Astronomers using ALMA, in which the ESO is a partner, have revealed an extremely distant galaxy that looks surprisingly like our Milky Way. The galaxy, SPT0418-47, is gravitationally lensed by a nearby galaxy, appearing in the sky as a near-perfect ring of light
It was ‘ puzzling’, said co-author Simona Vegetti from the Max Planck Institute, who said it is the most well-ordered galaxy disc observed from the early universe.
‘This result is quite unexpected and has important implications for how we think galaxies evolve,’ the astrophysicist explained.
However, even though SPT0418-47 has a disc and other features similar to those of spiral galaxies we see today, they expect it to evolve into a galaxy very different from the Milky Way, and join the class of elliptical galaxies.
This is an artist concept of what the Milky Way is thought to look like if viewed from the outside and while the newly spotted galaxy doesn’t have spiral arms – it does have a central bulge
This unexpected discovery suggests the early Universe may not be as chaotic as once believed and raises many questions on how a well-ordered galaxy could have formed so soon after the Big Bang.
This ALMA finding follows the earlier discovery announced in May of a massive rotating disc galaxy seen at a similar distance.
SPT0418-47 is seen in finer detail than that galaxy thanks to the lensing effect.
It also has a bulge similar to the one in the centre of the Milky Way in addition to a disc, making it even more similar to our present-day galactic home.
Future studies, including with ESO’s Extremely Large Telescope, will seek to uncover how typical these ‘baby’ disc galaxies really are.
It will also allow astronomers to discover whether they are commonly less chaotic than predicted, opening up new avenues to discover how galaxies evolved.
THE BIG BANG THEORY DESCRIBES THE BEGINNING AND EVOLUTION OF THE UNIVERSE
The Big Bang Theory is a cosmological model, a theory used to describe the beginning and the evolution of our universe.
It says that the universe was in a very hot and dense state before it started to expand 13,7 billion years ago.
This theory is based on fundamental observations.
In 1920, Hubble observed that the distance between galaxies was increasing everywhere in the universe.

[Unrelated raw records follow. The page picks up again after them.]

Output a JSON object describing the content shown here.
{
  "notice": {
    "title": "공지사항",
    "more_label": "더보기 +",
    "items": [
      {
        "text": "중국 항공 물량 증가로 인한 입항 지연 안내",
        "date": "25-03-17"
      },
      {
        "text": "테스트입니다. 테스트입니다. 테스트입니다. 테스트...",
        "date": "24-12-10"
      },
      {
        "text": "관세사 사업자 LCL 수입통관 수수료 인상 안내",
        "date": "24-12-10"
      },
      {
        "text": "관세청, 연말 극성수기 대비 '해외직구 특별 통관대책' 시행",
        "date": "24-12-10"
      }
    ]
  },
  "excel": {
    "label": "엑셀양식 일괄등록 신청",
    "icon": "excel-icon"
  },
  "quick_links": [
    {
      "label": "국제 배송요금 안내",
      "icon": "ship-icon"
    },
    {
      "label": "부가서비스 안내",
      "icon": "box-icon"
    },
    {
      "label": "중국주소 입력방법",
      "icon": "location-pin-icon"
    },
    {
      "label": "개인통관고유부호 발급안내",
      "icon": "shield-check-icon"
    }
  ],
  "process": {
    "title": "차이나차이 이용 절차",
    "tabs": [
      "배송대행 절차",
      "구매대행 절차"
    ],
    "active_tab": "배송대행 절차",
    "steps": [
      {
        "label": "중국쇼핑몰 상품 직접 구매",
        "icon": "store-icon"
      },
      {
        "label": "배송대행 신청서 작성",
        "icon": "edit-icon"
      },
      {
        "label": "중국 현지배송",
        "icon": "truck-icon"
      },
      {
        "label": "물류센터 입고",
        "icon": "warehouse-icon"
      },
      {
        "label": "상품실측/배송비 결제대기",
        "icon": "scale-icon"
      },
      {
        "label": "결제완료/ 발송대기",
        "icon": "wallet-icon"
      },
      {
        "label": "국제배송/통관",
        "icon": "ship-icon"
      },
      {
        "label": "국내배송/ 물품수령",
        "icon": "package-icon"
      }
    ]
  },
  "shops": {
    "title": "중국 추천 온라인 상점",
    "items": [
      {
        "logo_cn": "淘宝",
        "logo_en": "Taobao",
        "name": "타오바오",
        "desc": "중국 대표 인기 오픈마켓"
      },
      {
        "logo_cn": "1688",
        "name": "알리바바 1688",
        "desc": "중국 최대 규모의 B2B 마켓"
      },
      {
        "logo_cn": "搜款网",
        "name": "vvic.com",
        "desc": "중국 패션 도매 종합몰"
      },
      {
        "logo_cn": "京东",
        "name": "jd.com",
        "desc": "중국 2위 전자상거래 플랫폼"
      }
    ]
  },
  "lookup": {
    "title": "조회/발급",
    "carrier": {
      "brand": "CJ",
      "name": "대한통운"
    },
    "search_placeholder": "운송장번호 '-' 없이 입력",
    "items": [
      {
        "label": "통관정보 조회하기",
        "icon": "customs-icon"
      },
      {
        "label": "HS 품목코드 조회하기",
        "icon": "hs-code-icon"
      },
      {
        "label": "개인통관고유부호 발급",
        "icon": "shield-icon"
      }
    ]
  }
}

The Big Bang Theory is a cosmological model, a theory used to describe the beginning and the evolution of our universe, based on observations – including the cosmic background radiation (pictured), which is a like a fossil of radiation emitted during the beginning of the universe, when it was hot and dense
This means that galaxies had to be closer to each other in the past.
In 1964, Wilson and Penzias discovered the cosmic background radiation, which is a like a fossil of radiation emitted during the beginning of the universe, when it was hot and dense.
The cosmic background radiation is observable everywhere in the universe.
The composition of the universe – that is, the the number of atoms of different elements – is consistent with the Big Bang Theory.
So far, this theory is the only one that can explain why we observe an abundance of primordial elements in the universe.